Kementerian Kelautan dan Perikanan juga menegaskan setiap proyek reklamasi harus dilengkapi PKKPRL dan izin reklamasi. Ketentuan tersebut mengacu pada Peraturan Menteri Kelautan dan Perikanan Nomor 28 Tahun 2021 serta Peraturan Pemerintah Nomor 28 Tahun 2025 tentang Perizinan Berusaha Berbasis Risiko.

Proyek Reklamasi Batam Pernah Dihentikan

Persoalan pemanfaatan ruang laut tanpa izin bukan pertama kali ditemukan di Batam. Pada Mei 2023, KKP menghentikan sementara reklamasi seluas 1,191 hektare yang direncanakan sebagai perluasan galangan kapal karena tidak memiliki PKKPRL.

Proyek tersebut berada dalam pengalokasian lahan seluas 62 hektare yang diterbitkan BP Batam, terdiri atas 13 hektare daratan bersertifikat HGB dan 49 hektare ruang laut.

"Benar bahwa kami setop sementara proyek tersebut supaya aktivitas pengerukan ini tidak meluas ke arah laut, perusahaan tersebut belum memiliki PKKPRL," kata Direktur Jenderal PSDKP saat itu, Adin Nurawaluddin.

Kasus serupa kembali ditemukan pada Juli 2025. KKP menghentikan reklamasi di Pulau Kapal Besar dan Pulau Kapal Kecil karena pengelola belum memiliki PKKPRL serta rekomendasi pemanfaatan pulau kecil.

Pulau Kapal Besar tercatat memiliki luas sekitar 8,8 hektare, sedangkan Pulau Kapal Kecil sekitar 1,8 hektare. Kedua pulau tersebut berada di wilayah terdepan Indonesia yang berbatasan dengan Singapura dan direncanakan untuk pembangunan hotel.

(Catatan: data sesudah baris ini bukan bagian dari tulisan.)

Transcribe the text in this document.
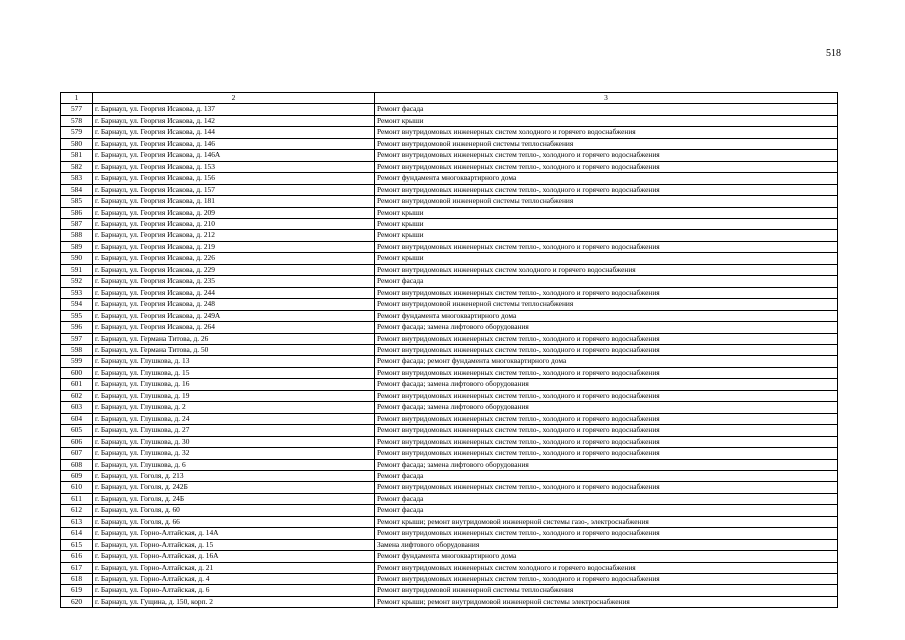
518
1	2	3
577	г. Барнаул, ул. Георгия Исакова, д. 137	Ремонт фасада
578	г. Барнаул, ул. Георгия Исакова, д. 142	Ремонт крыши
579	г. Барнаул, ул. Георгия Исакова, д. 144	Ремонт внутридомовых инженерных систем холодного и горячего водоснабжения
580	г. Барнаул, ул. Георгия Исакова, д. 146	Ремонт внутридомовой инженерной системы теплоснабжения
581	г. Барнаул, ул. Георгия Исакова, д. 146А	Ремонт внутридомовых инженерных систем тепло-, холодного и горячего водоснабжения
582	г. Барнаул, ул. Георгия Исакова, д. 153	Ремонт внутридомовых инженерных систем тепло-, холодного и горячего водоснабжения
583	г. Барнаул, ул. Георгия Исакова, д. 156	Ремонт фундамента многоквартирного дома
584	г. Барнаул, ул. Георгия Исакова, д. 157	Ремонт внутридомовых инженерных систем тепло-, холодного и горячего водоснабжения
585	г. Барнаул, ул. Георгия Исакова, д. 181	Ремонт внутридомовой инженерной системы теплоснабжения
586	г. Барнаул, ул. Георгия Исакова, д. 209	Ремонт крыши
587	г. Барнаул, ул. Георгия Исакова, д. 210	Ремонт крыши
588	г. Барнаул, ул. Георгия Исакова, д. 212	Ремонт крыши
589	г. Барнаул, ул. Георгия Исакова, д. 219	Ремонт внутридомовых инженерных систем тепло-, холодного и горячего водоснабжения
590	г. Барнаул, ул. Георгия Исакова, д. 226	Ремонт крыши
591	г. Барнаул, ул. Георгия Исакова, д. 229	Ремонт внутридомовых инженерных систем холодного и горячего водоснабжения
592	г. Барнаул, ул. Георгия Исакова, д. 235	Ремонт фасада
593	г. Барнаул, ул. Георгия Исакова, д. 244	Ремонт внутридомовых инженерных систем тепло-, холодного и горячего водоснабжения
594	г. Барнаул, ул. Георгия Исакова, д. 248	Ремонт внутридомовой инженерной системы теплоснабжения
595	г. Барнаул, ул. Георгия Исакова, д. 249А	Ремонт фундамента многоквартирного дома
596	г. Барнаул, ул. Георгия Исакова, д. 264	Ремонт фасада; замена лифтового оборудования
597	г. Барнаул, ул. Германа Титова, д. 26	Ремонт внутридомовых инженерных систем тепло-, холодного и горячего водоснабжения
598	г. Барнаул, ул. Германа Титова, д. 50	Ремонт внутридомовых инженерных систем тепло-, холодного и горячего водоснабжения
599	г. Барнаул, ул. Глушкова, д. 13	Ремонт фасада; ремонт фундамента многоквартирного дома
600	г. Барнаул, ул. Глушкова, д. 15	Ремонт внутридомовых инженерных систем тепло-, холодного и горячего водоснабжения
601	г. Барнаул, ул. Глушкова, д. 16	Ремонт фасада; замена лифтового оборудования
602	г. Барнаул, ул. Глушкова, д. 19	Ремонт внутридомовых инженерных систем тепло-, холодного и горячего водоснабжения
603	г. Барнаул, ул. Глушкова, д. 2	Ремонт фасада; замена лифтового оборудования
604	г. Барнаул, ул. Глушкова, д. 24	Ремонт внутридомовых инженерных систем тепло-, холодного и горячего водоснабжения
605	г. Барнаул, ул. Глушкова, д. 27	Ремонт внутридомовых инженерных систем тепло-, холодного и горячего водоснабжения
606	г. Барнаул, ул. Глушкова, д. 30	Ремонт внутридомовых инженерных систем тепло-, холодного и горячего водоснабжения
607	г. Барнаул, ул. Глушкова, д. 32	Ремонт внутридомовых инженерных систем тепло-, холодного и горячего водоснабжения
608	г. Барнаул, ул. Глушкова, д. 6	Ремонт фасада; замена лифтового оборудования
609	г. Барнаул, ул. Гоголя, д. 213	Ремонт фасада
610	г. Барнаул, ул. Гоголя, д. 242Б	Ремонт внутридомовых инженерных систем тепло-, холодного и горячего водоснабжения
611	г. Барнаул, ул. Гоголя, д. 24Б	Ремонт фасада
612	г. Барнаул, ул. Гоголя, д. 60	Ремонт фасада
613	г. Барнаул, ул. Гоголя, д. 66	Ремонт крыши; ремонт внутридомовой инженерной системы газо-, электроснабжения
614	г. Барнаул, ул. Горно-Алтайская, д. 14А	Ремонт внутридомовых инженерных систем тепло-, холодного и горячего водоснабжения
615	г. Барнаул, ул. Горно-Алтайская, д. 15	Замена лифтового оборудования
616	г. Барнаул, ул. Горно-Алтайская, д. 16А	Ремонт фундамента многоквартирного дома
617	г. Барнаул, ул. Горно-Алтайская, д. 21	Ремонт внутридомовых инженерных систем холодного и горячего водоснабжения
618	г. Барнаул, ул. Горно-Алтайская, д. 4	Ремонт внутридомовых инженерных систем тепло-, холодного и горячего водоснабжения
619	г. Барнаул, ул. Горно-Алтайская, д. 6	Ремонт внутридомовой инженерной системы теплоснабжения
620	г. Барнаул, ул. Гущина, д. 150, корп. 2	Ремонт крыши; ремонт внутридомовой инженерной системы электроснабжения
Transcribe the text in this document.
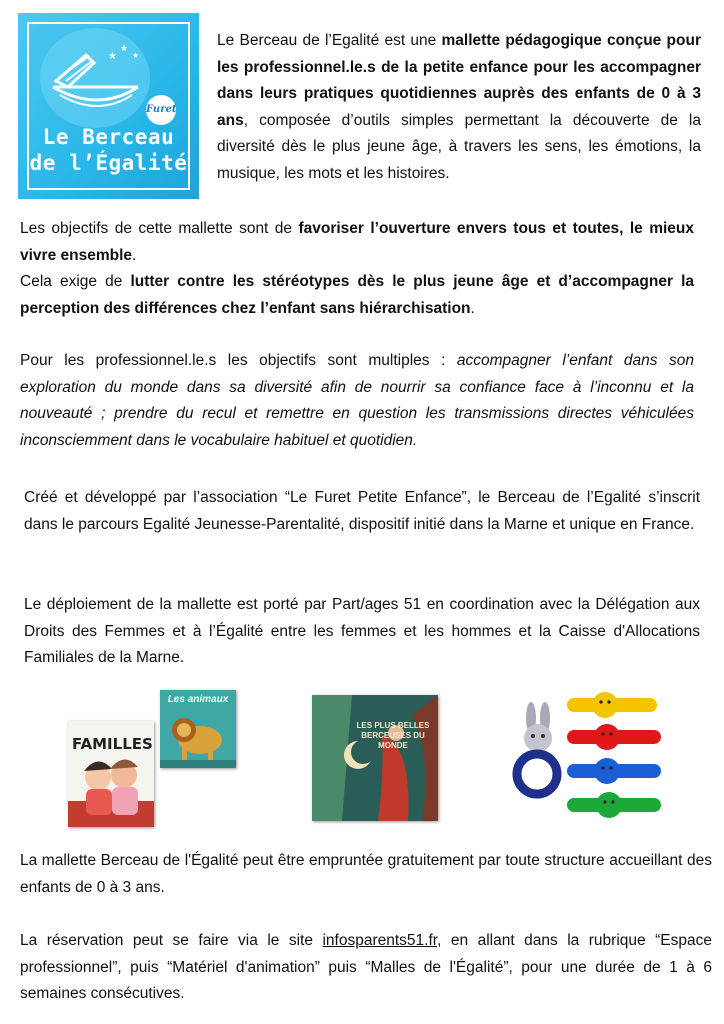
★
★
★
Furet
Le Berceau
de l’Égalité

Le Berceau de l’Egalité est une mallette pédagogique conçue pour les professionnel.le.s de la petite enfance pour les accompagner dans leurs pratiques quotidiennes auprès des enfants de 0 à 3 ans, composée d’outils simples permettant la découverte de la diversité dès le plus jeune âge, à travers les sens, les émotions, la musique, les mots et les histoires.

Les objectifs de cette mallette sont de favoriser l’ouverture envers tous et toutes, le mieux vivre ensemble.
Cela exige de lutter contre les stéréotypes dès le plus jeune âge et d’accompagner la perception des différences chez l’enfant sans hiérarchisation.

Pour les professionnel.le.s les objectifs sont multiples : accompagner l’enfant dans son exploration du monde dans sa diversité afin de nourrir sa confiance face à l’inconnu et la nouveauté ; prendre du recul et remettre en question les transmissions directes véhiculées inconsciemment dans le vocabulaire habituel et quotidien.

Créé et développé par l’association “Le Furet Petite Enfance”, le Berceau de l’Egalité s’inscrit dans le parcours Egalité Jeunesse-Parentalité, dispositif initié dans la Marne et unique en France.

Le déploiement de la mallette est porté par Part/ages 51 en coordination avec la Délégation aux Droits des Femmes et à l’Égalité entre les femmes et les hommes et la Caisse d'Allocations Familiales de la Marne.

FAMILLES
Les animaux
LES PLUS BELLES BERCEUSES DU MONDE

La mallette Berceau de l'Égalité peut être empruntée gratuitement par toute structure accueillant des enfants de 0 à 3 ans.

La réservation peut se faire via le site infosparents51.fr, en allant dans la rubrique “Espace professionnel”, puis “Matériel d'animation” puis “Malles de l'Égalité”, pour une durée de 1 à 6 semaines consécutives.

Temuan lainnya terjadi di kawasan Teluk Tering, Batam Center. Aktivitas penimbunan yang disebut berlangsung sejak 2021 dengan luas sekitar 15 hektare dihentikan pada 2025 setelah ditemukan dugaan reklamasi tanpa izin. Ombudsman RI Perwakilan Kepulauan Riau ketika itu meminta pemerintah dan aparat tidak berhenti pada penyegelan, tetapi menindaklanjutinya melalui pemeriksaan hukum dan lingkungan.

Laut Bukan Ruang Privat

Nusron menegaskan pengalokasian administratif tidak serta-merta mengubah laut menjadi tanah yang dapat dimiliki atau diperdagangkan. Selama reklamasi belum dilaksanakan dan diverifikasi, kawasan tersebut tetap menjadi ruang publik yang penggunaannya harus memperhatikan akses masyarakat serta kelestarian lingkungan.

"Kalau laut pantai sudah dikapling tanpa izin PKKPRL maupun izin yang lain dan belum reklamasi, itu namanya penyerobotan 'common use' atau ruang publik untuk kepentingan ruang privat dan itu tidak diperbolehkan," katanya lagi.

Kementerian ATR/BPN meminta BP Batam dan pemerintah daerah mengevaluasi penetapan lahan yang objeknya masih berupa perairan. Penertiban diperlukan agar pembangunan dan investasi tidak menghilangkan akses publik, merugikan masyarakat pesisir, atau menimbulkan konflik atas pemanfaatan ruang laut.

KKP sebelumnya juga mengingatkan bahwa penataan ruang laut bukan sekadar proses administrasi. Perizinan dibutuhkan untuk mencegah tumpang tindih kegiatan, melindungi ekosistem, serta memastikan proyek reklamasi tetap memperhatikan kepentingan sosial dan ruang hidup nelayan.